Situation confuse et effervescence tous azimuts
De fait, tous les grands équilibres sont au rouge. L’inflation, la panne de croissance, les déficits pèsent beaucoup et compliquent davantage une situation volatile désormais marquée par des pénuries à répétition et des manifestations spontanées qui ont eu lieu dans plusieurs quartiers de Tunis.
1. Manifestations nocturnes pour le pouvoir d’achat
Ainsi, plusieurs manifestants ont défilé dans la nuit, au début du mois de septembre, à Douar Hicher dans le gouvernorat de la Manouba contre la détérioration de leur situation sociale.
Ces manifestants revendiquaient la création d’emplois ainsi que la protection de leur pouvoir d’achat. Ils ont également dénoncé la cherté de la vie et la hausse des prix de produits de consommation. Ce type de mouvement s’est d’ailleurs reproduit quelques jours plus tard mais dans un contexte différent et plus tendu.
2. Coups de feu au centre-ville
En effet, suite au décès par balle d’un jeune contrebandier au centre-ville de la capitale, la nuit suivante a connu plusieurs protestations et affrontements avec les forces de l’ordre dans certains quartiers de Tunis.
Ce sont les quartiers d’El-Intilaka, Bab Jazira et El Ouardia qui ont connu des protestations nocturnes sur fond de cet incident. Les jeunes protestataires avaient essayé de bloquer plusieurs routes, mais ont été dispersés par les forces de l’ordre.
Pour mémoire, le ministère public a annoncé avoir ouvert une enquête sur le décès d’un jeune contrebandier, mercredi 7 septembre au Passage, à Tunis, suite à des coups de feu tirés par des agents douaniers.

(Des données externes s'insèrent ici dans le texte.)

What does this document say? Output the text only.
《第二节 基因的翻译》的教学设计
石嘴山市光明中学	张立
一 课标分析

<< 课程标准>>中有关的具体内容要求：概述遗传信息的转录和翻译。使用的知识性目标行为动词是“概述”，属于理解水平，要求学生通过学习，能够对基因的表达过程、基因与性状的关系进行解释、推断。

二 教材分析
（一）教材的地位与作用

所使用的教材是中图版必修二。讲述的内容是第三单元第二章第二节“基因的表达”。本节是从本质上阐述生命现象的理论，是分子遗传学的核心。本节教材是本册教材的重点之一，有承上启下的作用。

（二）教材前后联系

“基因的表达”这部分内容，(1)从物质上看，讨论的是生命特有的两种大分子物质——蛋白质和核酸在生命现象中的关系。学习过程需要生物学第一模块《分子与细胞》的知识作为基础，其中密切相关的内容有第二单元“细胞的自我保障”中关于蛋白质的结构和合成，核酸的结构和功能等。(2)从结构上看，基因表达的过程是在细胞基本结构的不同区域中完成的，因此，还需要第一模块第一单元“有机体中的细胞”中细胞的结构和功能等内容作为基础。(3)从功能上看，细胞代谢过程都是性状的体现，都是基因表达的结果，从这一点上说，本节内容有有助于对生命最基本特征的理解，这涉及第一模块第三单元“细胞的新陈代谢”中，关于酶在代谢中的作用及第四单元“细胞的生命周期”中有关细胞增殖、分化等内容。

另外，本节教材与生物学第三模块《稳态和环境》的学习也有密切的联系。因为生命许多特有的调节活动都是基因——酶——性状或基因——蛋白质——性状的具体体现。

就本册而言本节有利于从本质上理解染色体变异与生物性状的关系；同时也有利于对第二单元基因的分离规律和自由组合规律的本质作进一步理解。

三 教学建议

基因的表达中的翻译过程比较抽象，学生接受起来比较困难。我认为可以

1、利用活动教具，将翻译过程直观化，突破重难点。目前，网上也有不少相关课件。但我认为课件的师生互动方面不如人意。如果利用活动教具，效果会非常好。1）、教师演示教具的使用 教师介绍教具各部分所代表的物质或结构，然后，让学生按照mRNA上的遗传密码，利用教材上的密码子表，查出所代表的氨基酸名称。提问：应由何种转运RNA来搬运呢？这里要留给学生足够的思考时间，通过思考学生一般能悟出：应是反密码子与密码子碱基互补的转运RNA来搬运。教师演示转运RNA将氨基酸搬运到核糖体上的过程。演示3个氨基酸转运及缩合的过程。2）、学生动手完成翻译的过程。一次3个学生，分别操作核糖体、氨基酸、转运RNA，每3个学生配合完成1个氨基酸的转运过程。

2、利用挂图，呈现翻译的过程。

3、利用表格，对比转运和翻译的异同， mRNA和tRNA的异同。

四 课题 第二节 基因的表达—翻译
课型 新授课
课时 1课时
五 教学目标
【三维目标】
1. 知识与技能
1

Parallèlement, des vidéos diffusées sur les réseaux sociaux montrent clairement un agent de Douanes tirer sur le véhicule de ce contrebandier.
3. Les craintes des militants de «I Watch»
Dans cette optique, l’organisation «I Watch» a dénoncé ce qu’elle qualifie de «répression» et de «dérives» policières à répétition commises contre des jeunes, des militants et des journalistes.
Dans un communiqué publié le 8 septembre, l’organisation estime que «l’impunité va contribuer à saper davantage la paix sociale et renforcer le sentiment d’injustice».
I Watch souligne que la période qui a suivi l’adoption de la Constitution a été marquée par la mort d’un jeune homme à Tinja dans le gouvernorat de Bizerte, quelques heures après son interpellation. Une autre intervention policière musclée contre un jeune homme a eu lieu à la Cité Intilaka, lui causant de graves dégâts corporels. De plus, la mort du jeune contrebandier consécutivement à un tir d’un agent armé de Douanes est mentionnée par «I Watch».
L’organisation évoque également des «agressions» perpétrées par les syndicats de sécurité contre les artistes et les créateurs.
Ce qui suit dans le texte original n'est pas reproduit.